Antara Jas Putih dengan Jas Hitam

Apa yang diketahui selama ini benar bahwa pencegahan lebih baik daripada mengobati.. Namun, pengobatan apa yang semestinya dapat dijadikan pilihan utama kala sakit menerpa???
Banyak pengobatan sekarang ini yang menjadi opsi masyarakat, mulai dari yang medis hingga yang sadis. Mulai dari klinik hingga tempat klenik. Mulai dari yang ilmiah hingga pengobatan si mbah.

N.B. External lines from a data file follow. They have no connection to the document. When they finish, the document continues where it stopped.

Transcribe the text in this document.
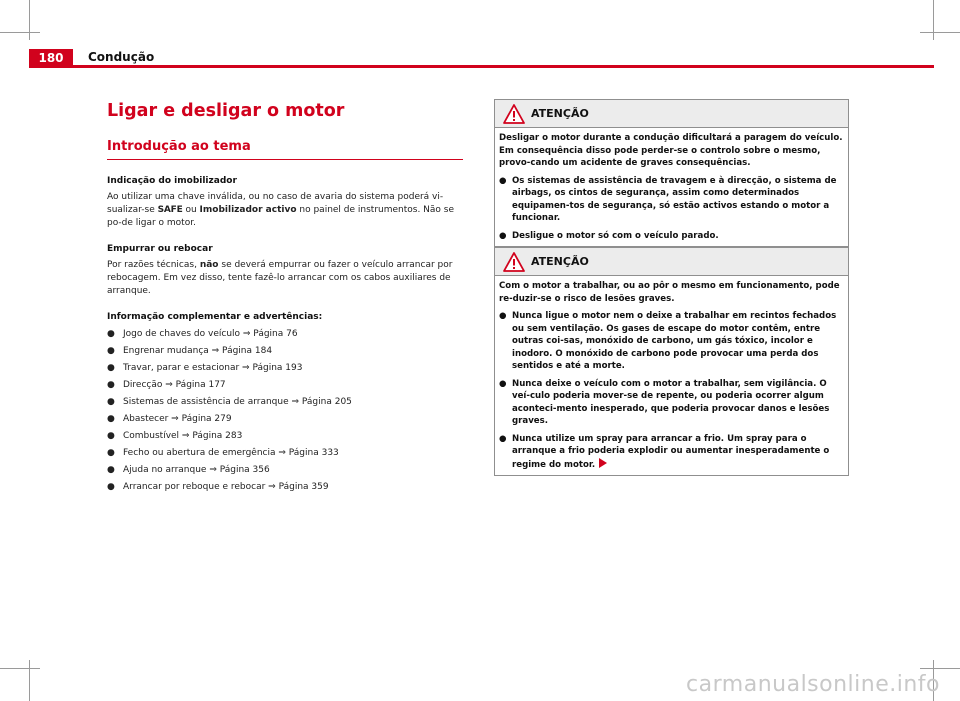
180	Condução
Ligar e desligar o motor
Introdução ao tema
Indicação do imobilizador

Ao utilizar uma chave inválida, ou no caso de avaria do sistema poderá vi-sualizar-se SAFE ou Imobilizador activo no painel de instrumentos. Não se po-de ligar o motor.

Empurrar ou rebocar

Por razões técnicas, não se deverá empurrar ou fazer o veículo arrancar por rebocagem. Em vez disso, tente fazê-lo arrancar com os cabos auxiliares de arranque.

Informação complementar e advertências:
● Jogo de chaves do veículo ⇒ Página 76
● Engrenar mudança ⇒ Página 184
● Travar, parar e estacionar ⇒ Página 193
● Direcção ⇒ Página 177
● Sistemas de assistência de arranque ⇒ Página 205
● Abastecer ⇒ Página 279
● Combustível ⇒ Página 283
● Fecho ou abertura de emergência ⇒ Página 333
● Ajuda no arranque ⇒ Página 356
● Arrancar por reboque e rebocar ⇒ Página 359
ATENÇÃO

Desligar o motor durante a condução dificultará a paragem do veículo. Em consequência disso pode perder-se o controlo sobre o mesmo, provo-cando um acidente de graves consequências.

● Os sistemas de assistência de travagem e à direcção, o sistema de airbags, os cintos de segurança, assim como determinados equipamen-tos de segurança, só estão activos estando o motor a funcionar.
● Desligue o motor só com o veículo parado.
ATENÇÃO

Com o motor a trabalhar, ou ao pôr o mesmo em funcionamento, pode re-duzir-se o risco de lesões graves.

● Nunca ligue o motor nem o deixe a trabalhar em recintos fechados ou sem ventilação. Os gases de escape do motor contêm, entre outras coi-sas, monóxido de carbono, um gás tóxico, incolor e inodoro. O monóxido de carbono pode provocar uma perda dos sentidos e até a morte.
● Nunca deixe o veículo com o motor a trabalhar, sem vigilância. O veí-culo poderia mover-se de repente, ou poderia ocorrer algum aconteci-mento inesperado, que poderia provocar danos e lesões graves.
● Nunca utilize um spray para arrancar a frio. Um spray para o arranque a frio poderia explodir ou aumentar inesperadamente o regime do motor.
carmanualsonline.info
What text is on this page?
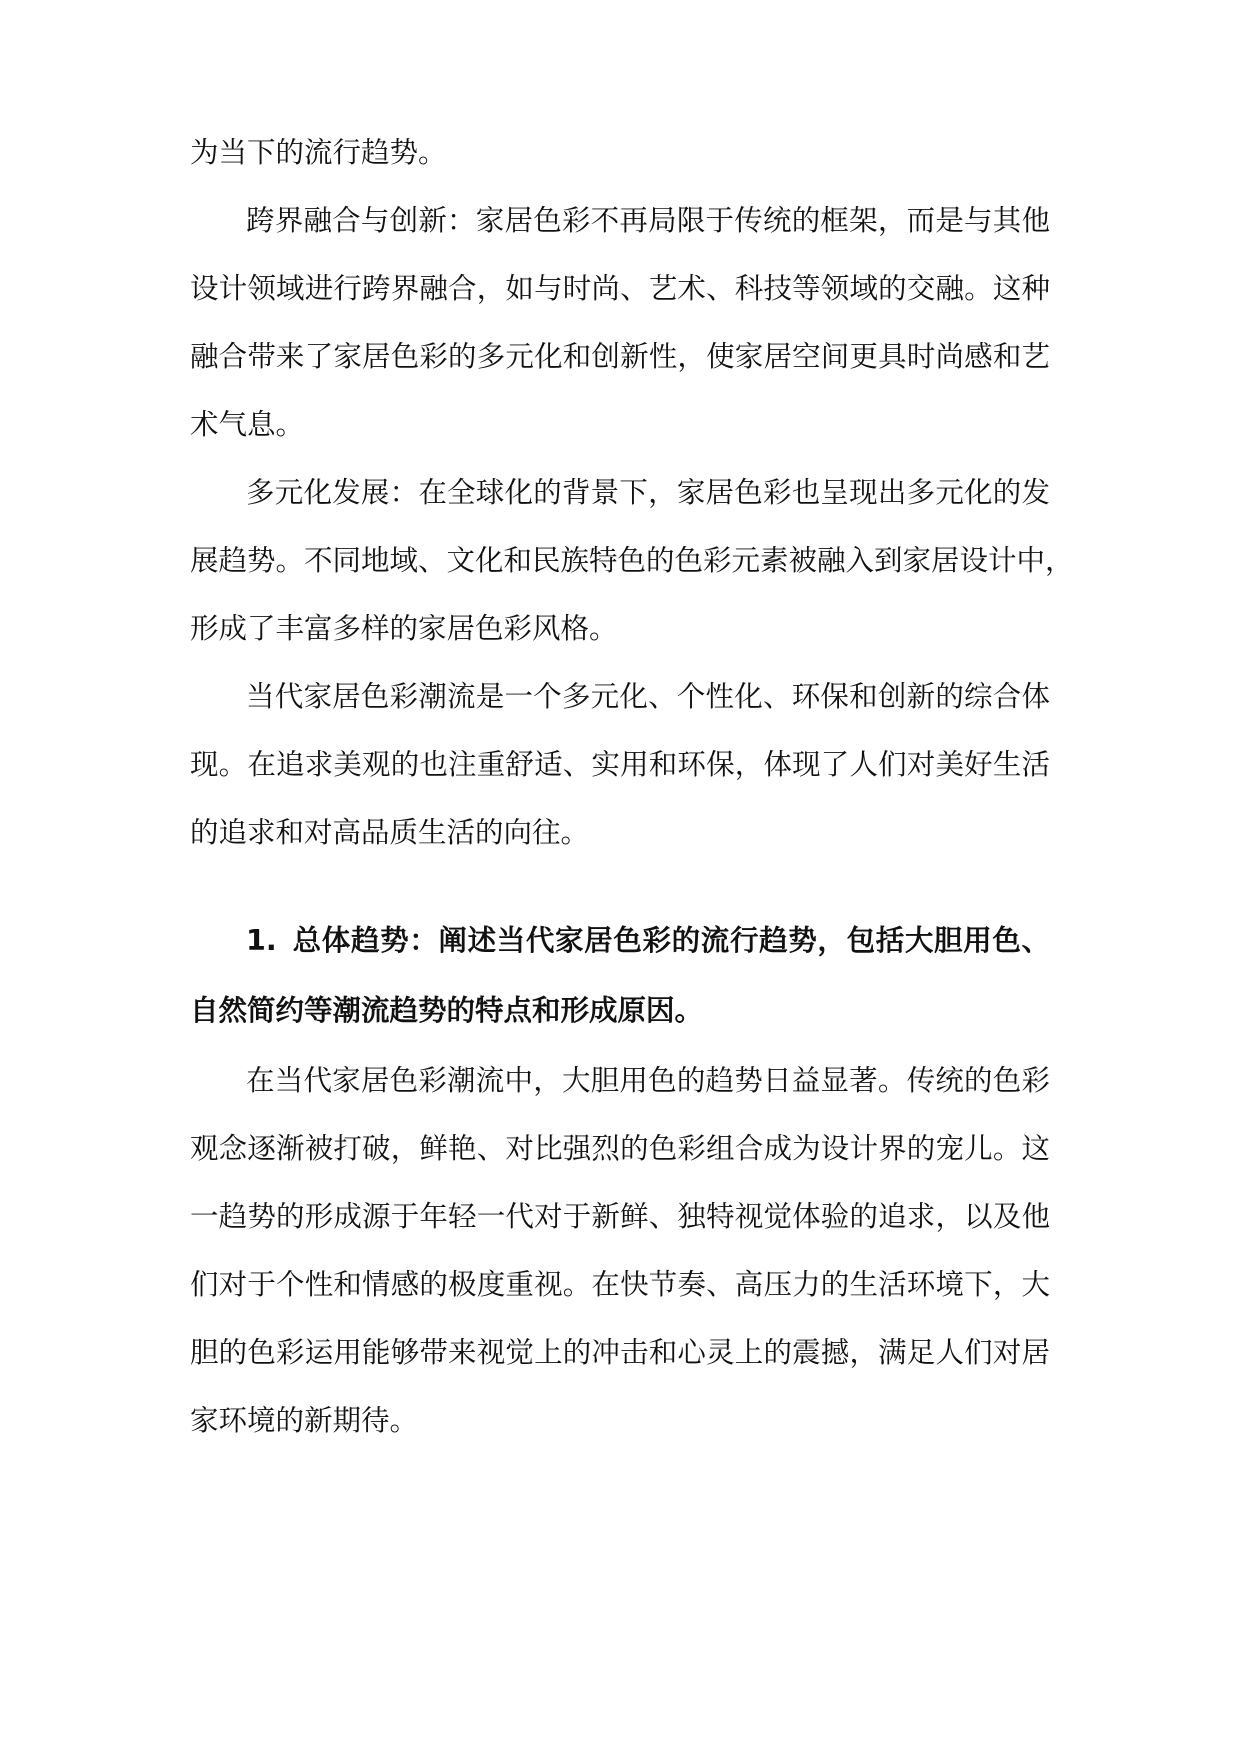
为当下的流行趋势。
跨界融合与创新：家居色彩不再局限于传统的框架，而是与其他
设计领域进行跨界融合，如与时尚、艺术、科技等领域的交融。这种
融合带来了家居色彩的多元化和创新性，使家居空间更具时尚感和艺
术气息。
多元化发展：在全球化的背景下，家居色彩也呈现出多元化的发
展趋势。不同地域、文化和民族特色的色彩元素被融入到家居设计中，
形成了丰富多样的家居色彩风格。
当代家居色彩潮流是一个多元化、个性化、环保和创新的综合体
现。在追求美观的也注重舒适、实用和环保，体现了人们对美好生活
的追求和对高品质生活的向往。
1. 总体趋势：阐述当代家居色彩的流行趋势，包括大胆用色、
自然简约等潮流趋势的特点和形成原因。
在当代家居色彩潮流中，大胆用色的趋势日益显著。传统的色彩
观念逐渐被打破，鲜艳、对比强烈的色彩组合成为设计界的宠儿。这
一趋势的形成源于年轻一代对于新鲜、独特视觉体验的追求，以及他
们对于个性和情感的极度重视。在快节奏、高压力的生活环境下，大
胆的色彩运用能够带来视觉上的冲击和心灵上的震撼，满足人们对居
家环境的新期待。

Pengobatan dokter itu berbeda dari pengobatan dukun.. Sang jas putih selalu mendasari pengobatannya dengan teori ilmiah yang mereka pelajari selama bertahun-tahun di fakultas yang terbilang mahal,, yaa,, medical faculty.. Sedangkan paranormal hanya bermodalkan semedi ke suatu tempat untuk mendapat ilmu dari makhluk sebangsa jin.. Mereka tak memiliki landasan yang dapat dipertanggungjawabkan. hanya sebatas ilmu hitam..
Keduanya pun memiliki tujuan yang berbeda.. Ketika dokter bermotivasi untuk mencari penghidupan,, sang dukun pun demikian..Keduanya sama-sama berniat menolong orang.. Hanya saja dokter sebatas menolong orang sakit dengan mendiagnosis penyakitnya kemudian memberi terapi apa yang tepat untuk si pasien.. Berbeda dengan sang dukun yang berniat membantu orang berupa menolong pasien yang sakit dengan ilmu hitamnya dan juga menggunakan ilmunya untuk mengirim penyakit kepada orang yang dibenci pasiennya. Atau  sang dukun pun dapat memperkaya diri pasiennya dengan persyaratan tumbal keluarga yang dicintai pasien.. Yang lucunya,, sang dukun justru tidak dapat memperkaya dirinya sendiri... Namun, ketika ditanya mengapa, sang dukun mungkin akan menjawab, "Itulah tugas mulia menjadi dukun".. Ada-ada saja..
Kemudian bila berbicara mengenai teplak (teknik pelaksanaan)nya.. Sang jas putih lebih berpedoman pada Kode Etik Kedokteran Indonesia (KODEKI) dalam bekerja serta pengobatan yang masuk akal. Bila salah-salah atau malpraktik, tuntutan pasien lah yang didapat sang dokter. Sedangkan sang jas hitam dengan ilmu kleniknya terbebas dari hukum yang berlaku. Belum lagi sang dukun yang tak tahu medis sama sekali, dengan pengobatan yang dapat dikatakan tak masuk akal dapat seenaknya memberi obat dengan sembarangan dosis obat, tanpa melihat reaksi tubuh yang dapat timbul. Hanya sedikit kasus dukun gadungan saja yang dilaporkan ke pihak berwajib, contohnya dukun cabul yang menikmati keuntungan berlebih dari pasiennya.